Aussi déroule-t-on à la fois quatre cocons. L’on croise ensemble les quatre fils pour former la soie grège du commerce. Depuis 1805, où la machine fut employée à ce travail, des inventions de toutes sortes ont constamment perfectionné l’outillage. La rustique marmite d’eau chaude, dans laquelle le paysan du siècle dernier plongeait ses cocons pour les cuire, les battre, les « débayer », afin d’en faciliter le tirage, est remplacée par des centaines de bassines dont chacune file « à quatre bouts », c’est-à-dire que seize cocons y sont dévidés à la fois. Grâce à la division de la besogne, chaque ouvrière, au lieu de 125 grammes de soie classique, arrive à en produire 450 grammes par jour. Les Américains, après avoir découvert un système électrique qui donnait des filés plus beaux, ont dû y renoncer parce qu’il énervait la soie ; elle perdait son élasticité. Les effets de la température au contraire, la composition chimique de l’eau de lavage, pour réaliser telle ou telle qualité, ont été définis et appliqués avec succès.

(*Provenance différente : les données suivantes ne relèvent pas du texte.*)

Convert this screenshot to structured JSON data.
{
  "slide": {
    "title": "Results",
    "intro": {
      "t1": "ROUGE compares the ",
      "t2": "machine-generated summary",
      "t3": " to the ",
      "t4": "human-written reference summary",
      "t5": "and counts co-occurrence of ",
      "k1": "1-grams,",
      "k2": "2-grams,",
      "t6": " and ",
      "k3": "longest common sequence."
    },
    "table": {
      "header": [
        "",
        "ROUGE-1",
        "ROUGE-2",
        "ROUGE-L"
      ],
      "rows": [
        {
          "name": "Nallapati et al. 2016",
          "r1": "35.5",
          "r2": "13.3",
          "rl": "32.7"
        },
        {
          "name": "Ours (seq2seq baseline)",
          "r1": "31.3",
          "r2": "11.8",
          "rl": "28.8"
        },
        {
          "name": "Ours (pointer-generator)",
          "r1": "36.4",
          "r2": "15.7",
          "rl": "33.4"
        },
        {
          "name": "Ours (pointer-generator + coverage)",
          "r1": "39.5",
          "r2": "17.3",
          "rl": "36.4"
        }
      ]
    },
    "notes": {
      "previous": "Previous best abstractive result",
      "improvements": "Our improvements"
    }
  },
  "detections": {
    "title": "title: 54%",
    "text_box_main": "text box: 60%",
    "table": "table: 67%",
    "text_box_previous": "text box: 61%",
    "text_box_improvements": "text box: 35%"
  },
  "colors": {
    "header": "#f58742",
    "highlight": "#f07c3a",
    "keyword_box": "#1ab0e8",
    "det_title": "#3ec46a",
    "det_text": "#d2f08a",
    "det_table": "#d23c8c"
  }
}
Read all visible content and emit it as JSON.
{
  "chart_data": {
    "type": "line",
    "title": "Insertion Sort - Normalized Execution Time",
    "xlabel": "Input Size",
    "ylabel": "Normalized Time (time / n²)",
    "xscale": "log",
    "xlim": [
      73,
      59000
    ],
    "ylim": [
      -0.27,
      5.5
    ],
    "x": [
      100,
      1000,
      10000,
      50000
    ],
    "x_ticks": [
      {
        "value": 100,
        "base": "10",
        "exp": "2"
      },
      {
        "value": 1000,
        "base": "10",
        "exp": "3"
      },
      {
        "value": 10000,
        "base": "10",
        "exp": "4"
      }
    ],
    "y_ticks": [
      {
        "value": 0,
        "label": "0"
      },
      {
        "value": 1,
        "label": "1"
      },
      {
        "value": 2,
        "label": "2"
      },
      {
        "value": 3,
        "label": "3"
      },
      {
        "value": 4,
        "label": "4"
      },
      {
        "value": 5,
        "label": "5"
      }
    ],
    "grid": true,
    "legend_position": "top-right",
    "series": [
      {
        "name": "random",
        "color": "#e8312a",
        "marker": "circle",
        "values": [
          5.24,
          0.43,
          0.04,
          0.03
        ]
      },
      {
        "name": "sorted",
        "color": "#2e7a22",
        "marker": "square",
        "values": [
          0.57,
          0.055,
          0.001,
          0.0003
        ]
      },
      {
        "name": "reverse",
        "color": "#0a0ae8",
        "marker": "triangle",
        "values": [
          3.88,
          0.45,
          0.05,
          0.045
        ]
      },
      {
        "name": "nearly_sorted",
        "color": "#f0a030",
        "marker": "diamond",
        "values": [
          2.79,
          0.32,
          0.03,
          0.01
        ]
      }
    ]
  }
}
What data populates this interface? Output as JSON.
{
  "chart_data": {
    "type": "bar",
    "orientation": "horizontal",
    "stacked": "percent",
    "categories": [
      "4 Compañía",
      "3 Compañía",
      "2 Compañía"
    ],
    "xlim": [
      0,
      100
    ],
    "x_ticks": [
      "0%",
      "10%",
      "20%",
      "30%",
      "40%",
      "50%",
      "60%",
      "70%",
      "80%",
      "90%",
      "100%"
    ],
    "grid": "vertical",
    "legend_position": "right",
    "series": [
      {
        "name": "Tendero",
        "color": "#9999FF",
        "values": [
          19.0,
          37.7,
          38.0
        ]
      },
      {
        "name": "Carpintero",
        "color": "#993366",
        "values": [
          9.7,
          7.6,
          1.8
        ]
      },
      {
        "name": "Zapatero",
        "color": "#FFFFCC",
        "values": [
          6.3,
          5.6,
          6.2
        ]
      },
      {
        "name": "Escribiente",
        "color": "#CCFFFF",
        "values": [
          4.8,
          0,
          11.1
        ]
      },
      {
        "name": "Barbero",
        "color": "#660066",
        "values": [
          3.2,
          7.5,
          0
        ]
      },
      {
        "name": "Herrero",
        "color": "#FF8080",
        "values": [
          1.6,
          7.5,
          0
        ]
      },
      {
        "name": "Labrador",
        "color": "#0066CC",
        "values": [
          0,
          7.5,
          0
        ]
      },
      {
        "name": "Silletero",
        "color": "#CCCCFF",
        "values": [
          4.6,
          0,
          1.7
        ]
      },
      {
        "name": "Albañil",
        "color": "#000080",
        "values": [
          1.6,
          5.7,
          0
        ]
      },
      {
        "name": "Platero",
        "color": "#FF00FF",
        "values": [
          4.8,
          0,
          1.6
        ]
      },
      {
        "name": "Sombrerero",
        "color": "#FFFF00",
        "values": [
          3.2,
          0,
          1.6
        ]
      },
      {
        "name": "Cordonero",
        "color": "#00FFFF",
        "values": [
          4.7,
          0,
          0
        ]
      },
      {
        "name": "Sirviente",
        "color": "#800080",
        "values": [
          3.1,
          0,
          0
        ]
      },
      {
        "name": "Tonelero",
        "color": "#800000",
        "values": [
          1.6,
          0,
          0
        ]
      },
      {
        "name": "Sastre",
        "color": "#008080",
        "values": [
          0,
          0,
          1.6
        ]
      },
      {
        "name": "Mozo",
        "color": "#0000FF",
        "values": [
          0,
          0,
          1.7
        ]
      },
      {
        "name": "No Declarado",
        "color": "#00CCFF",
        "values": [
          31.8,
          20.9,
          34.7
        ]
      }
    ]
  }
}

Malgré ces efforts, malgré les 4 millions de subvention payés par l’Etat à cette industrie agricole, elle demeure précaire. Le progrès se propage très vite et dans tous les pays. Nos soies françaises risquent ainsi de perdre, dans un avenir peu éloigné, la supériorité qu’une ouvraison plus parfaite leur assurait sur les marchés du globe.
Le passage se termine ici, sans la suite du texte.